There are now three options on the table:
- Somebody outbids the Yankees — likely somebody we haven't heard from yet.
- The Yankees ultimately land Bellinger, and this is all forgotten.
- Boras and the Yankees are completely done with one another, and Bellinger and the super agent will take a shorter/cheaper deal elsewhere out of spite.
It's the Larry David method from Curb Your Enthusiam. It might not make any sense. It might not be in his best interest. But spite can be an extremely powerful emotion.
The Yankees and free agent Cody Bellinger’s stare-down continues with one month before spring training:
— Bob Nightengale (@BNightengale) January 12, 2026
The Yankees have offered a 5-year contract between $155-$160 million without deferrals.
Bellinger is seeking at least a 7-year deal.
Yankees could lose Cody Bellinger out of Scott Boras spite
When Larry David, playing a heightened version of himself (barely), opened up a coffee shop directly next to his enemy, Mocha Joe, and his very similar coffee shop, he didn't know the first thing about running such an establishment. He didn't care. Such is the nature of a Spite Store; you make the decision in an effort to increase someone else's unhappiness, then fill in the logic gaps as you go.
Why would Bellinger and Boras settle for less than the Yankees' offer, setting up additional uncertainty in the years to come with a lockout looming? They wouldn't ... unless they'd grown so frustrated with the Yankees' line in the sand in recent weeks that they'd prefer any deal that doesn't come from Hal Steinbrenner and Brian Cashman. It would have to be the complete antithesis of what we'd heard from Bellinger and Co. at the end of the season. He (and his agent) would have to be aligned that wearing the pinstripes again, at any price, would not only be unwelcome, but would not be an option.
As it becomes tougher and tougher to envision any team being coerced into getting uncomfortable for Bellinger, especially as the Dodgers and Mets battle over Kyle Tucker, it's difficult to rule out a Spite Offer serving as the ultimate exclamation point to this public process.

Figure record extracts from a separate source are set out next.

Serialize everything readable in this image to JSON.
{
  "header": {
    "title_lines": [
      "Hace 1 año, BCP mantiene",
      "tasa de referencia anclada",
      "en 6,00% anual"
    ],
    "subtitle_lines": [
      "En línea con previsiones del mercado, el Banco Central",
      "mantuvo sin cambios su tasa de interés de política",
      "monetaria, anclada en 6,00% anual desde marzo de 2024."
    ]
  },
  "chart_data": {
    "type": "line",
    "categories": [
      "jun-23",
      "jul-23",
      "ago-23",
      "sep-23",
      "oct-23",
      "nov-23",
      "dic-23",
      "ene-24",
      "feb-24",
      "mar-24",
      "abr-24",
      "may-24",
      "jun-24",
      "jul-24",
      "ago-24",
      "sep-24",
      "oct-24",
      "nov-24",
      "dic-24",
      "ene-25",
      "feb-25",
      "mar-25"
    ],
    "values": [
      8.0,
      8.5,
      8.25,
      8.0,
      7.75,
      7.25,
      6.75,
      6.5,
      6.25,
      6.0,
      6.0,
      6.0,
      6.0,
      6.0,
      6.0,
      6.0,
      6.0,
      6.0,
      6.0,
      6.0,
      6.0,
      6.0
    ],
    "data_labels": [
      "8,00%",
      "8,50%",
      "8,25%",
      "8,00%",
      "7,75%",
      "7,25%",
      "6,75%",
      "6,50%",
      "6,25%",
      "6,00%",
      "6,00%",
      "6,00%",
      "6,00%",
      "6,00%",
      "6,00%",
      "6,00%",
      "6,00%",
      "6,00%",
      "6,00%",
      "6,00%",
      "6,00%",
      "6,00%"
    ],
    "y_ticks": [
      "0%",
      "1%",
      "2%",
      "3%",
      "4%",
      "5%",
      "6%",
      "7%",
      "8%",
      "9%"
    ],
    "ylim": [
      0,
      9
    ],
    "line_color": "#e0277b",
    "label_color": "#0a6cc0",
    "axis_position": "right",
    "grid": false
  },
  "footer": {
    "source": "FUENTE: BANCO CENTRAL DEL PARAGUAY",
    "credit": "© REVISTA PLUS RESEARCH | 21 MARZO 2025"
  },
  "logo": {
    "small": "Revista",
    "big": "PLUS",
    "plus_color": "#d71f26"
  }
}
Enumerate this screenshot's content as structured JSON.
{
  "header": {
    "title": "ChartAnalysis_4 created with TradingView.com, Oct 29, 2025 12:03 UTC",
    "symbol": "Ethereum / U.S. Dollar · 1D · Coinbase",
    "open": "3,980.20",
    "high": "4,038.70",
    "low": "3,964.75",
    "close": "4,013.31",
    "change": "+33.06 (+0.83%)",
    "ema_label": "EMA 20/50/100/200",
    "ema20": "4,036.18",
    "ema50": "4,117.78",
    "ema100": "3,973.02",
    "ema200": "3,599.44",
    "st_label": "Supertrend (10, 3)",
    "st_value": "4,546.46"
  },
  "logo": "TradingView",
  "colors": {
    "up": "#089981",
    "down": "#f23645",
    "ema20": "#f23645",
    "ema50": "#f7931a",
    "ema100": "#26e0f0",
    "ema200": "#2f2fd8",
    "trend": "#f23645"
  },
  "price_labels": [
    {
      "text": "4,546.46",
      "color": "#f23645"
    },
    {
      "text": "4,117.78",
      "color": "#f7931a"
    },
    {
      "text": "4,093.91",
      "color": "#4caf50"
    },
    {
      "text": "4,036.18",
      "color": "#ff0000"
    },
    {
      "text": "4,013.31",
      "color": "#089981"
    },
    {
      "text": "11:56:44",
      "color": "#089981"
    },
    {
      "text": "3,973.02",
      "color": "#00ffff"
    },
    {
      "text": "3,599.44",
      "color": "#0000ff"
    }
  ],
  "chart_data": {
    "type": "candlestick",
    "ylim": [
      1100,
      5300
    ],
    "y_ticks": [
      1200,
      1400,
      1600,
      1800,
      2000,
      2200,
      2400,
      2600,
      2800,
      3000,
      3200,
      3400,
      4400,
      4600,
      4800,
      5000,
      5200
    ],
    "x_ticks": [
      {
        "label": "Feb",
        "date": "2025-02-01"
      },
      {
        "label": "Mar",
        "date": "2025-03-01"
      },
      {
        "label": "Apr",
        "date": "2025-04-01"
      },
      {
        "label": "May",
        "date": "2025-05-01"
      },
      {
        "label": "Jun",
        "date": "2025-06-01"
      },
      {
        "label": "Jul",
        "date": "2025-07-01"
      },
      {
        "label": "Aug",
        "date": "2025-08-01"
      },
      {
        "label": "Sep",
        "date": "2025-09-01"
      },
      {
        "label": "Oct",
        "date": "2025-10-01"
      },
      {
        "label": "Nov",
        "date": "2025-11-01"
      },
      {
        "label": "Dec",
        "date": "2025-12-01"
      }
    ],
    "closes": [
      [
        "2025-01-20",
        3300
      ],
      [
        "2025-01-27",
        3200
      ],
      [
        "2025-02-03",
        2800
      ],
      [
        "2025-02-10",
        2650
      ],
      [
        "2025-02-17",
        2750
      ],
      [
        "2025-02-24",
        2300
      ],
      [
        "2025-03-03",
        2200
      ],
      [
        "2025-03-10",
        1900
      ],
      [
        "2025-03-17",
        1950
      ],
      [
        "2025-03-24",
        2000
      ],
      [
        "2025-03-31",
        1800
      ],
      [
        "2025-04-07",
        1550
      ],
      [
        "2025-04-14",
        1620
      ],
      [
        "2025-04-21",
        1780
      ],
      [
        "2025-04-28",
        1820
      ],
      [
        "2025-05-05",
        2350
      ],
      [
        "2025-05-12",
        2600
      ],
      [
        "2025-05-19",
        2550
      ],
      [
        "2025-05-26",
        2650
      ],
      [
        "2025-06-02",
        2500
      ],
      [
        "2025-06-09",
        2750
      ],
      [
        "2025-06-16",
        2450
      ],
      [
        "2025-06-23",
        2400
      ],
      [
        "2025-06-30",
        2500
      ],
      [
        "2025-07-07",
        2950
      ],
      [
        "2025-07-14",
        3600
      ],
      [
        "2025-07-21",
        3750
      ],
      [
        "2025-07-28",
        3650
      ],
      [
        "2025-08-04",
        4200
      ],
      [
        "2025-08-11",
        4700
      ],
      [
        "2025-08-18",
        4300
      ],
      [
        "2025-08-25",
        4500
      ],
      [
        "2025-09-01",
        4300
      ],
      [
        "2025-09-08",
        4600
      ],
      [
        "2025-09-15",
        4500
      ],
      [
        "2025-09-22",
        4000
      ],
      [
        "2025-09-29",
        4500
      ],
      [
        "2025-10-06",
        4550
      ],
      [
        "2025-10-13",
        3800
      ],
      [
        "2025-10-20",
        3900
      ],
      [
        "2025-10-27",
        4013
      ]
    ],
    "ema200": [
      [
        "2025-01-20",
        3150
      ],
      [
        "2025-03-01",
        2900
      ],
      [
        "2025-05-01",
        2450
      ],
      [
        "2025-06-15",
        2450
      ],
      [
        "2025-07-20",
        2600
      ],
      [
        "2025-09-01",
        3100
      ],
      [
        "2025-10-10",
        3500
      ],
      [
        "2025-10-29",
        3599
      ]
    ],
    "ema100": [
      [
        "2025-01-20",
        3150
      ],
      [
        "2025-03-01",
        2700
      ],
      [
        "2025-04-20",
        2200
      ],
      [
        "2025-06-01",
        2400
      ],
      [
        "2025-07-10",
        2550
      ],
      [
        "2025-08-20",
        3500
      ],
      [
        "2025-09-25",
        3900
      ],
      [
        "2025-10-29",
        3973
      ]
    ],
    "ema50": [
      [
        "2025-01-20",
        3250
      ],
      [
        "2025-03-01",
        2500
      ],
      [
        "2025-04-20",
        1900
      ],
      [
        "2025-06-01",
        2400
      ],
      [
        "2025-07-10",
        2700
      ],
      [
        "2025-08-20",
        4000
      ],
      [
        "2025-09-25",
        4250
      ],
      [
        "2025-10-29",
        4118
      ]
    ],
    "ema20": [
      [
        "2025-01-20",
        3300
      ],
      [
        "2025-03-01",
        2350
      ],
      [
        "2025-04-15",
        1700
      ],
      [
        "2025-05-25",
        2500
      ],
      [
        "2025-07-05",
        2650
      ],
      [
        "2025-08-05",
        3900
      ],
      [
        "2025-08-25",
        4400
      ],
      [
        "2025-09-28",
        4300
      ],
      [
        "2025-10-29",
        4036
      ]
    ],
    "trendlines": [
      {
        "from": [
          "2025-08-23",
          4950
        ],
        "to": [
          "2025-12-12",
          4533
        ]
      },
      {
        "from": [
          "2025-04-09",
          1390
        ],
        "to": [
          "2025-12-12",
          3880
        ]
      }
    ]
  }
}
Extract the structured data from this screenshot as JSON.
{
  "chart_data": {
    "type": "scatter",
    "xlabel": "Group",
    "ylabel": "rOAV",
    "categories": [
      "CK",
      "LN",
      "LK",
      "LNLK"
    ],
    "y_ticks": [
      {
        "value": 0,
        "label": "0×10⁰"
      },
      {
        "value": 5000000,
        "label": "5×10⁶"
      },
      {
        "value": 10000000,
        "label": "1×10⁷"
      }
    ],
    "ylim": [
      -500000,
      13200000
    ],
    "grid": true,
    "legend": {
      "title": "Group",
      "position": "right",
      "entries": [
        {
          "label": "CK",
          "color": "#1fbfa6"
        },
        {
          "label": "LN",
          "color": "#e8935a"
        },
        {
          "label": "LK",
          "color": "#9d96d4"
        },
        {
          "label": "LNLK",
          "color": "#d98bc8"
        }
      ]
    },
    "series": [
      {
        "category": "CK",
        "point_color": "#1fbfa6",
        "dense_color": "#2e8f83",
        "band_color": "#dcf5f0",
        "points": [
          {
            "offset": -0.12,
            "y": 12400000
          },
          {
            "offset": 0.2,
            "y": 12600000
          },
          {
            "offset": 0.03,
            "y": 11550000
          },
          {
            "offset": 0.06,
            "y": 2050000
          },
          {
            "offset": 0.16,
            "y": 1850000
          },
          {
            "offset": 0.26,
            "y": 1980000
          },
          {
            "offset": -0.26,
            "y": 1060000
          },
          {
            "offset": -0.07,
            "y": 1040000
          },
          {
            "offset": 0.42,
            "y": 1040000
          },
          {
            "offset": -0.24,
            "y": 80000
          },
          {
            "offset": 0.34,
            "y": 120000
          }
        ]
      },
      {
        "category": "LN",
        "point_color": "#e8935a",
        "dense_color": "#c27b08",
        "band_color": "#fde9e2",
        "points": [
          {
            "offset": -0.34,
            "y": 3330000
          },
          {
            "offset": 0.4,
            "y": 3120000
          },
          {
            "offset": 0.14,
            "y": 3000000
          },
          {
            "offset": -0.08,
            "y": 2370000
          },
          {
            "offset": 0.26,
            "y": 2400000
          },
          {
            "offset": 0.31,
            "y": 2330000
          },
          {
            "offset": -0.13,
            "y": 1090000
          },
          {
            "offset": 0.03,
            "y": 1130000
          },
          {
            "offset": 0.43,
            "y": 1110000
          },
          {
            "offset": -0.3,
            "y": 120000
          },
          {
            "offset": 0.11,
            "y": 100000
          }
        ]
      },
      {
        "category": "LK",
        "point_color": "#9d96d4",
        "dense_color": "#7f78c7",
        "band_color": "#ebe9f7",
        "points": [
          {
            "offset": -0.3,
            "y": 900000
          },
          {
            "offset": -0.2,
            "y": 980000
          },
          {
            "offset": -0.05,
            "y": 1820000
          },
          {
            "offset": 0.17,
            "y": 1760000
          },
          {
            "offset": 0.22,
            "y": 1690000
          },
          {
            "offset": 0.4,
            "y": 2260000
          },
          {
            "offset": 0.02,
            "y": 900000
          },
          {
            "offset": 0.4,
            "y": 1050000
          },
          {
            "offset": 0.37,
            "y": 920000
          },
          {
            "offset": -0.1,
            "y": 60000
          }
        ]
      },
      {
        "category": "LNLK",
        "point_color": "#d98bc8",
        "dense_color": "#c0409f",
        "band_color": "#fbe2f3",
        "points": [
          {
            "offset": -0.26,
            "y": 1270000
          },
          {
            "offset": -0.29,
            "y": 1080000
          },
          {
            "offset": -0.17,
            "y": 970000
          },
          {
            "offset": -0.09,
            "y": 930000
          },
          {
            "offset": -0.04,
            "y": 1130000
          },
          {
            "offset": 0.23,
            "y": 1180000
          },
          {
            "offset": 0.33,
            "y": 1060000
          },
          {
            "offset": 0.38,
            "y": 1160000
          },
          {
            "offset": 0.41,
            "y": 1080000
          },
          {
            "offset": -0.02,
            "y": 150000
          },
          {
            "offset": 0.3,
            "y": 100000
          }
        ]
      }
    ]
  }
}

After all, why else would the Yankees be expecting Bellinger to land elsewhere with no real competition? Either it's all a show, or they know their top bid has been pulled out of (likely mutual) spite. And while Yankee fans might want to call Cashman the same thing that Larry David once had painted on his house after a raucous Halloween night, the blame here falls mostly on Boras.